When can we expect the Respiratory Syncytial Virus (RSV) vaccine to be approved and available?

Several vaccines against respiratory Syncytial Virus (RSV) are in development and at least two are in the final stages of clinical testing and will undergo priority review by the US Food and Drug Administration (FDA) (GSK November 2022; Pfizer December 2022). If successful, the first approval could be granted in May 2023 for use in the US. Phase 3 trials have been completed in adults over the age of 60 years and it’s likely that the vaccines will first be approved for use in this age group (GSK October 2022; Pfizer August 2022). A Phase 3 trial for a vaccine to be given to pregnant women reported in November 2022 with 82% efficacy against severe RSV for infants from birth to 90 days and 70% through to 6 months (Pfizer November 2022). Timelines for approval of this vaccine are not yet available.

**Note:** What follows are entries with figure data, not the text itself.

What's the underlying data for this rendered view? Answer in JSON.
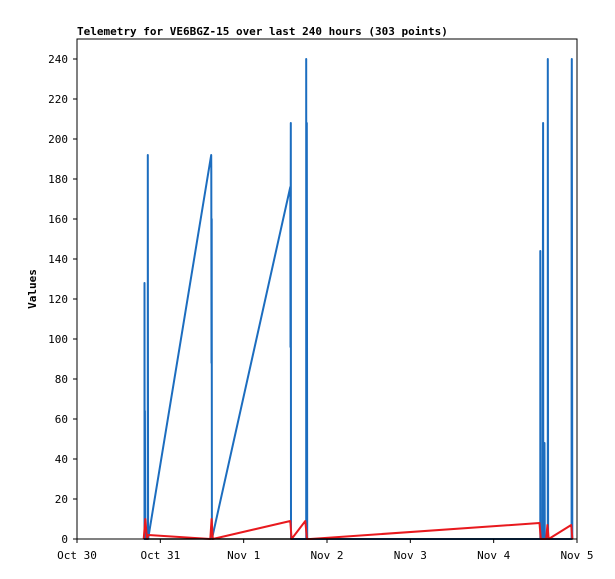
{
  "chart_data": {
    "type": "line",
    "title": "Telemetry for VE6BGZ-15 over last 240 hours (303 points)",
    "xlabel": "",
    "ylabel": "Values",
    "x_ticks": [
      "Oct 30",
      "Oct 31",
      "Nov 1",
      "Nov 2",
      "Nov 3",
      "Nov 4",
      "Nov 5"
    ],
    "xlim": [
      0,
      6
    ],
    "ylim": [
      0,
      250
    ],
    "y_ticks": [
      0,
      20,
      40,
      60,
      80,
      100,
      120,
      140,
      160,
      180,
      200,
      220,
      240
    ],
    "grid": false,
    "series": [
      {
        "color": "#1c6dbf",
        "points": [
          [
            0.81,
            0
          ],
          [
            0.81,
            128
          ],
          [
            0.812,
            0
          ],
          [
            0.815,
            64
          ],
          [
            0.818,
            0
          ],
          [
            0.85,
            0
          ],
          [
            0.85,
            192
          ],
          [
            0.853,
            0
          ],
          [
            1.61,
            192
          ],
          [
            1.612,
            184
          ],
          [
            1.614,
            88
          ],
          [
            1.616,
            160
          ],
          [
            1.619,
            0
          ],
          [
            2.56,
            176
          ],
          [
            2.562,
            96
          ],
          [
            2.565,
            208
          ],
          [
            2.568,
            0
          ],
          [
            2.75,
            0
          ],
          [
            2.75,
            240
          ],
          [
            2.753,
            0
          ],
          [
            2.758,
            208
          ],
          [
            2.762,
            0
          ],
          [
            5.56,
            0
          ],
          [
            5.56,
            144
          ],
          [
            5.562,
            80
          ],
          [
            5.565,
            0
          ],
          [
            5.59,
            0
          ],
          [
            5.59,
            96
          ],
          [
            5.593,
            208
          ],
          [
            5.596,
            0
          ],
          [
            5.61,
            48
          ],
          [
            5.613,
            0
          ],
          [
            5.65,
            0
          ],
          [
            5.65,
            240
          ],
          [
            5.653,
            0
          ],
          [
            5.935,
            0
          ],
          [
            5.935,
            208
          ],
          [
            5.938,
            240
          ],
          [
            5.941,
            96
          ],
          [
            5.944,
            0
          ]
        ]
      },
      {
        "color": "#e8191e",
        "points": [
          [
            0.8,
            0
          ],
          [
            0.82,
            10
          ],
          [
            0.84,
            0
          ],
          [
            0.855,
            2
          ],
          [
            1.6,
            0
          ],
          [
            1.615,
            10
          ],
          [
            1.63,
            0
          ],
          [
            2.56,
            9
          ],
          [
            2.575,
            0
          ],
          [
            2.74,
            9
          ],
          [
            2.76,
            0
          ],
          [
            2.8,
            0
          ],
          [
            5.55,
            8
          ],
          [
            5.565,
            0
          ],
          [
            5.63,
            0
          ],
          [
            5.645,
            7
          ],
          [
            5.66,
            0
          ],
          [
            5.93,
            7
          ],
          [
            5.945,
            0
          ]
        ]
      },
      {
        "color": "#000000",
        "points": [
          [
            0.8,
            0
          ],
          [
            0.86,
            0
          ],
          [
            1.6,
            0
          ],
          [
            1.62,
            0
          ],
          [
            2.56,
            0
          ],
          [
            2.6,
            0
          ],
          [
            2.74,
            0
          ],
          [
            2.78,
            0
          ],
          [
            5.55,
            0
          ],
          [
            5.66,
            0
          ],
          [
            5.93,
            0
          ],
          [
            5.95,
            0
          ]
        ]
      }
    ]
  }
}
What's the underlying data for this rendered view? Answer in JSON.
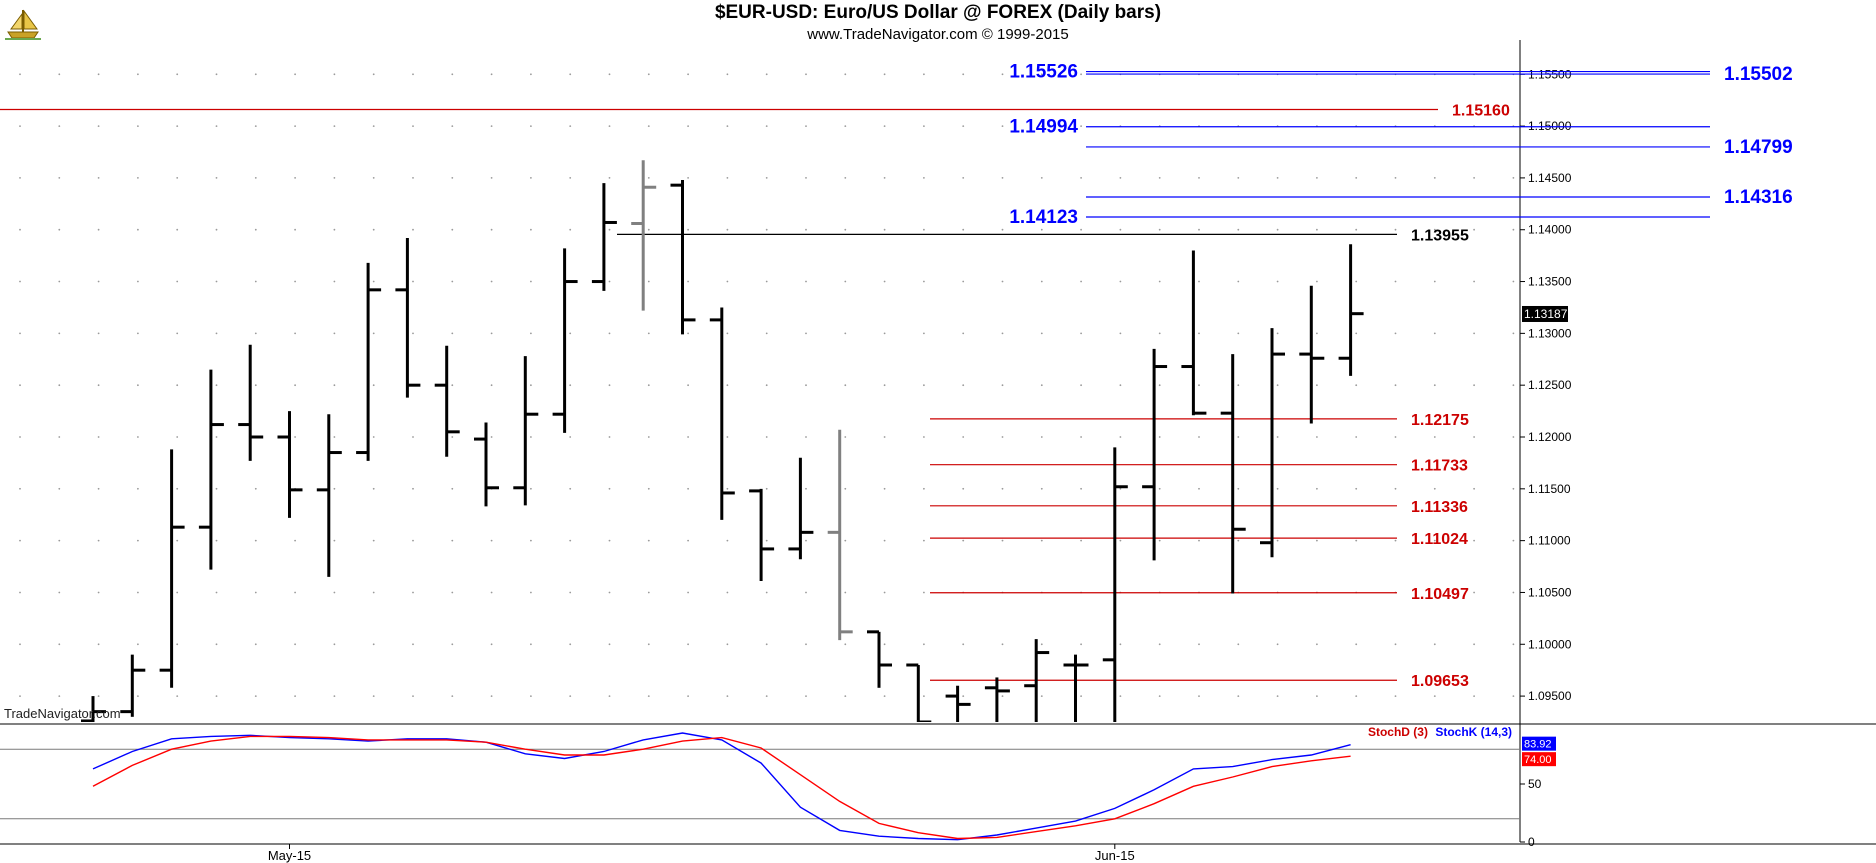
{
  "header": {
    "title": "$EUR-USD:  Euro/US Dollar @ FOREX  (Daily bars)",
    "subtitle": "www.TradeNavigator.com © 1999-2015"
  },
  "watermark": "TradeNavigator.com",
  "indicator_legend": {
    "stoch_d": "StochD (3)",
    "stoch_k": "StochK (14,3)"
  },
  "colors": {
    "background": "#ffffff",
    "bars": "#000000",
    "bars_gray": "#808080",
    "level_blue": "#0000ff",
    "level_red": "#cc0000",
    "level_black": "#000000",
    "stoch_k": "#0000ff",
    "stoch_d": "#ff0000",
    "grid_dots": "#9a9a9a",
    "last_price_box": "#000000"
  },
  "chart_data": [
    {
      "type": "ohlc",
      "title": "$EUR-USD:  Euro/US Dollar @ FOREX  (Daily bars)",
      "ylim": [
        1.0925,
        1.1585
      ],
      "y_ticks": [
        1.095,
        1.1,
        1.105,
        1.11,
        1.115,
        1.12,
        1.125,
        1.13,
        1.135,
        1.14,
        1.145,
        1.15,
        1.155
      ],
      "y_tick_labels": [
        "1.09500",
        "1.10000",
        "1.10500",
        "1.11000",
        "1.11500",
        "1.12000",
        "1.12500",
        "1.13000",
        "1.13500",
        "1.14000",
        "1.14500",
        "1.15000",
        "1.15500"
      ],
      "x_labels": [
        {
          "bar": 5,
          "label": "May-15"
        },
        {
          "bar": 26,
          "label": "Jun-15"
        }
      ],
      "last_price": "1.13187",
      "grid": "dotted",
      "bars": [
        {
          "o": 1.0926,
          "h": 1.095,
          "l": 1.091,
          "c": 1.0935
        },
        {
          "o": 1.0935,
          "h": 1.099,
          "l": 1.093,
          "c": 1.0975
        },
        {
          "o": 1.0975,
          "h": 1.1188,
          "l": 1.0958,
          "c": 1.1113
        },
        {
          "o": 1.1113,
          "h": 1.1265,
          "l": 1.1072,
          "c": 1.1212
        },
        {
          "o": 1.1212,
          "h": 1.1289,
          "l": 1.1177,
          "c": 1.12
        },
        {
          "o": 1.12,
          "h": 1.1225,
          "l": 1.1122,
          "c": 1.1149
        },
        {
          "o": 1.1149,
          "h": 1.1222,
          "l": 1.1065,
          "c": 1.1185
        },
        {
          "o": 1.1185,
          "h": 1.1368,
          "l": 1.1177,
          "c": 1.1342
        },
        {
          "o": 1.1342,
          "h": 1.1392,
          "l": 1.1238,
          "c": 1.125
        },
        {
          "o": 1.125,
          "h": 1.1288,
          "l": 1.1181,
          "c": 1.1205
        },
        {
          "o": 1.1198,
          "h": 1.1214,
          "l": 1.1133,
          "c": 1.1151
        },
        {
          "o": 1.1151,
          "h": 1.1278,
          "l": 1.1134,
          "c": 1.1222
        },
        {
          "o": 1.1222,
          "h": 1.1382,
          "l": 1.1204,
          "c": 1.135
        },
        {
          "o": 1.135,
          "h": 1.1445,
          "l": 1.1341,
          "c": 1.1407
        },
        {
          "o": 1.1406,
          "h": 1.1467,
          "l": 1.1322,
          "c": 1.1441,
          "gray": true
        },
        {
          "o": 1.1443,
          "h": 1.1448,
          "l": 1.1299,
          "c": 1.1313
        },
        {
          "o": 1.1313,
          "h": 1.1325,
          "l": 1.112,
          "c": 1.1146
        },
        {
          "o": 1.1148,
          "h": 1.115,
          "l": 1.1061,
          "c": 1.1092
        },
        {
          "o": 1.1092,
          "h": 1.118,
          "l": 1.1082,
          "c": 1.1108
        },
        {
          "o": 1.1108,
          "h": 1.1207,
          "l": 1.1004,
          "c": 1.1012,
          "gray": true
        },
        {
          "o": 1.1012,
          "h": 1.1012,
          "l": 1.0958,
          "c": 1.098
        },
        {
          "o": 1.098,
          "h": 1.098,
          "l": 1.0925,
          "c": 1.0925
        },
        {
          "o": 1.095,
          "h": 1.096,
          "l": 1.0925,
          "c": 1.0942
        },
        {
          "o": 1.0958,
          "h": 1.0968,
          "l": 1.0925,
          "c": 1.0955
        },
        {
          "o": 1.096,
          "h": 1.1005,
          "l": 1.0925,
          "c": 1.0992
        },
        {
          "o": 1.098,
          "h": 1.099,
          "l": 1.0925,
          "c": 1.098
        },
        {
          "o": 1.0985,
          "h": 1.119,
          "l": 1.0925,
          "c": 1.1152
        },
        {
          "o": 1.1152,
          "h": 1.1285,
          "l": 1.1081,
          "c": 1.1268
        },
        {
          "o": 1.1268,
          "h": 1.138,
          "l": 1.1221,
          "c": 1.1223
        },
        {
          "o": 1.1223,
          "h": 1.128,
          "l": 1.1049,
          "c": 1.1111
        },
        {
          "o": 1.1098,
          "h": 1.1305,
          "l": 1.1084,
          "c": 1.128
        },
        {
          "o": 1.128,
          "h": 1.1346,
          "l": 1.1213,
          "c": 1.1276
        },
        {
          "o": 1.1276,
          "h": 1.1386,
          "l": 1.1259,
          "c": 1.1319
        }
      ],
      "levels": [
        {
          "value": 1.15526,
          "label": "1.15526",
          "color": "blue",
          "side": "left-of-line"
        },
        {
          "value": 1.15502,
          "label": "1.15502",
          "color": "blue",
          "side": "right-of-line"
        },
        {
          "value": 1.1516,
          "label": "1.15160",
          "color": "red",
          "side": "right-of-line"
        },
        {
          "value": 1.14994,
          "label": "1.14994",
          "color": "blue",
          "side": "left-of-line"
        },
        {
          "value": 1.14799,
          "label": "1.14799",
          "color": "blue",
          "side": "right-of-line"
        },
        {
          "value": 1.14316,
          "label": "1.14316",
          "color": "blue",
          "side": "right-of-line"
        },
        {
          "value": 1.14123,
          "label": "1.14123",
          "color": "blue",
          "side": "left-of-line"
        },
        {
          "value": 1.13955,
          "label": "1.13955",
          "color": "black",
          "side": "right-of-line"
        },
        {
          "value": 1.12175,
          "label": "1.12175",
          "color": "red",
          "side": "right-of-line"
        },
        {
          "value": 1.11733,
          "label": "1.11733",
          "color": "red",
          "side": "right-of-line"
        },
        {
          "value": 1.11336,
          "label": "1.11336",
          "color": "red",
          "side": "right-of-line"
        },
        {
          "value": 1.11024,
          "label": "1.11024",
          "color": "red",
          "side": "right-of-line"
        },
        {
          "value": 1.10497,
          "label": "1.10497",
          "color": "red",
          "side": "right-of-line"
        },
        {
          "value": 1.09653,
          "label": "1.09653",
          "color": "red",
          "side": "right-of-line"
        }
      ]
    },
    {
      "type": "line",
      "ylim": [
        0,
        100
      ],
      "y_ticks": [
        0,
        50
      ],
      "y_tick_labels": [
        "0",
        "50"
      ],
      "reference_lines": [
        20,
        80
      ],
      "last_values": {
        "stoch_k": "83.92",
        "stoch_d": "74.00"
      },
      "series": [
        {
          "name": "StochK (14,3)",
          "color": "blue",
          "values": [
            63,
            78,
            89,
            91,
            92,
            90,
            89,
            87,
            89,
            89,
            86,
            76,
            72,
            78,
            88,
            94,
            88,
            68,
            30,
            10,
            5,
            3,
            2,
            6,
            12,
            18,
            29,
            45,
            63,
            65,
            71,
            75,
            83.92
          ]
        },
        {
          "name": "StochD (3)",
          "color": "red",
          "values": [
            48,
            66,
            80,
            87,
            91,
            91,
            90,
            88,
            88,
            88,
            86,
            80,
            75,
            75,
            80,
            87,
            90,
            81,
            58,
            35,
            16,
            8,
            3,
            4,
            9,
            14,
            20,
            33,
            48,
            56,
            65,
            70,
            74.0
          ]
        }
      ]
    }
  ]
}
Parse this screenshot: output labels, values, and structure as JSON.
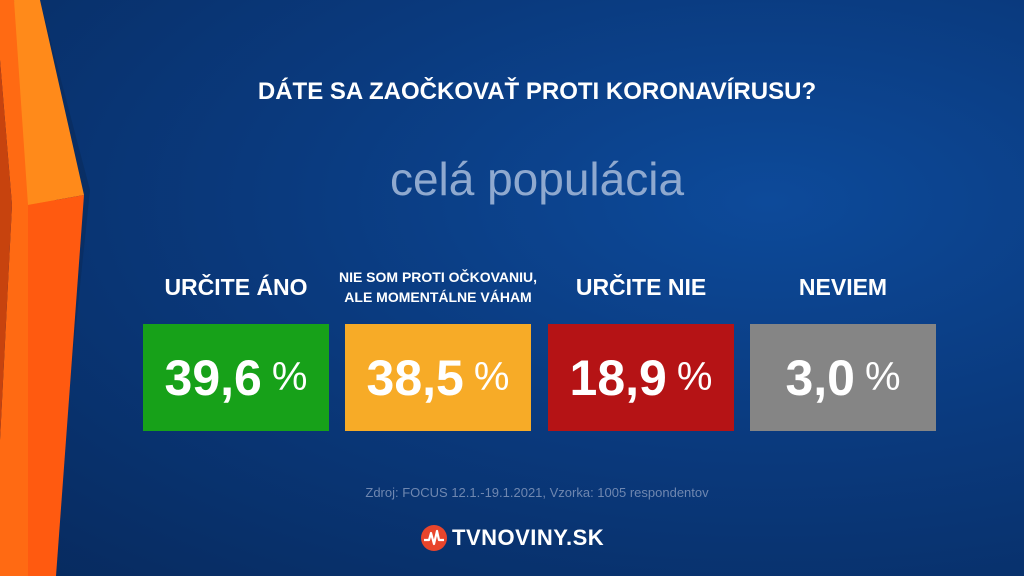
{
  "title": "DÁTE SA ZAOČKOVAŤ PROTI KORONAVÍRUSU?",
  "subtitle": "celá populácia",
  "chart_data": {
    "type": "bar",
    "title": "DÁTE SA ZAOČKOVAŤ PROTI KORONAVÍRUSU?",
    "subtitle": "celá populácia",
    "categories": [
      "URČITE ÁNO",
      "NIE SOM PROTI OČKOVANIU, ALE MOMENTÁLNE VÁHAM",
      "URČITE NIE",
      "NEVIEM"
    ],
    "category_lines": [
      [
        "URČITE ÁNO"
      ],
      [
        "NIE SOM PROTI OČKOVANIU,",
        "ALE MOMENTÁLNE VÁHAM"
      ],
      [
        "URČITE NIE"
      ],
      [
        "NEVIEM"
      ]
    ],
    "values": [
      39.6,
      38.5,
      18.9,
      3.0
    ],
    "value_labels": [
      "39,6",
      "38,5",
      "18,9",
      "3,0"
    ],
    "unit": "%",
    "colors": [
      "#17a119",
      "#f7ab27",
      "#b51315",
      "#858585"
    ]
  },
  "source": "Zdroj: FOCUS 12.1.-19.1.2021, Vzorka: 1005 respondentov",
  "brand": {
    "text": "TVNOVINY.SK",
    "icon": "tvnoviny-logo-icon"
  }
}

RSV is a common seasonal virus that causes lower respiratory tract infection. The virus tends to cause most infections in the late autumn and early winter months. While most RSV infections are mild and self-limiting, severe illness with need for hospitalisation may occur following infection, particularly in vulnerable groups including the very old and the very young. Severe illness can also occur in healthy adults and infants with no risk factors. There are no specific treatments for RSV infection and this means that vaccination is critical to drive a reduction in cases and consequently in severe infections. In older adults, risk for severe disease is due to age-related decline in immunity. Chronic conditions, including those affecting the respiratory system, also increase the risk of severe infections. In infants, the greatest risk for severe disease is during the first months of life and is greatest in preterm babies and those with congenital heart or lung disease.